Interpretive Summary: A honey bee colony is consisted of thousands of bees including hundreds of drones and a queen. The traditional method to study and observe honey bee behavior in the field is by marking bees with a paint dot on their thorax and observing their activities visually. This method is laborious, hard to apply on large number of hives and comprises significant human errors. Therefore, a new technology has been developed for this purpose, the Radio-Frequency Identification (RFID), which can electronically scan tags fixed on bees when they enter or exit their hives. However, no comprehensive methodology or descriptions have been provided on how to construct a unit and accurately use the RFID technology to serve honey bee research. This study describes how to build and operate a newly designed RFID unit dedicated to tracking and studying honey bee behavior in the field. This unit can simultaneously monitor up to 32 colonies and is powered by a solar panel to operate with no power grid when needed. This study provides a new additional tool to advance honey bee research.
Technical Abstract: The Radio-Frequency Identification (RFID) is a widely used technology in many industries and relies on electromagnetic fields to automatically identify and track transponders attached to objects.

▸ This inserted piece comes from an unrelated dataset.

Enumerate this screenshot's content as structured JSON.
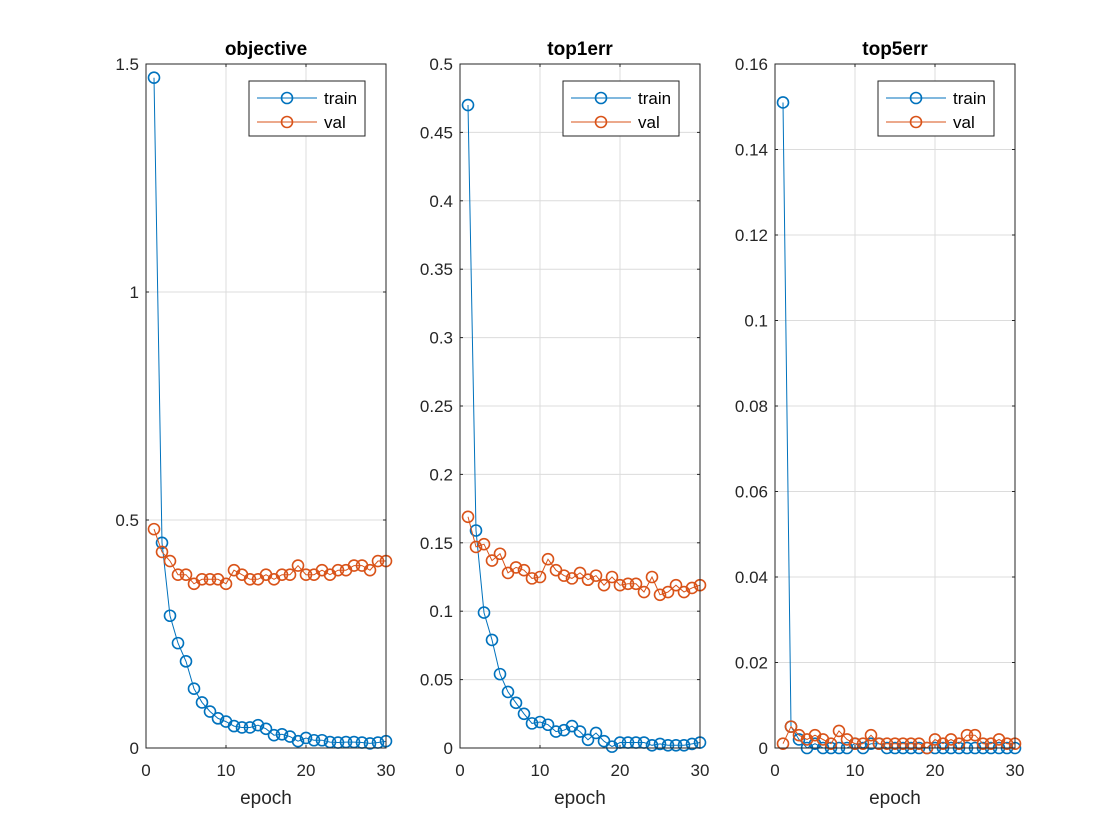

Implementing new technologies to serve research purposes could be frustrating and time consuming for entomologists and researchers. Herein, we present a step-by-step description on how to effectively harness the RFID technology to serve honey bee research. We describe how to build and operate a 32-anntena RFID used in monitoring various honey bee behaviors such as foraging, robbing, queen and drone mating, and can be used in other social insects as well. At full capacity, this unit can monitor up to 32 honey bee colonies concurrently and is self-sustained by a solar panel to work in remote areas. All materials, hardware and software needed to build and operate this unit are detailed in this study, offering researchers and beekeepers a practical solution and a single-source of information enabling the implementation of the RFID technology in their research prospective.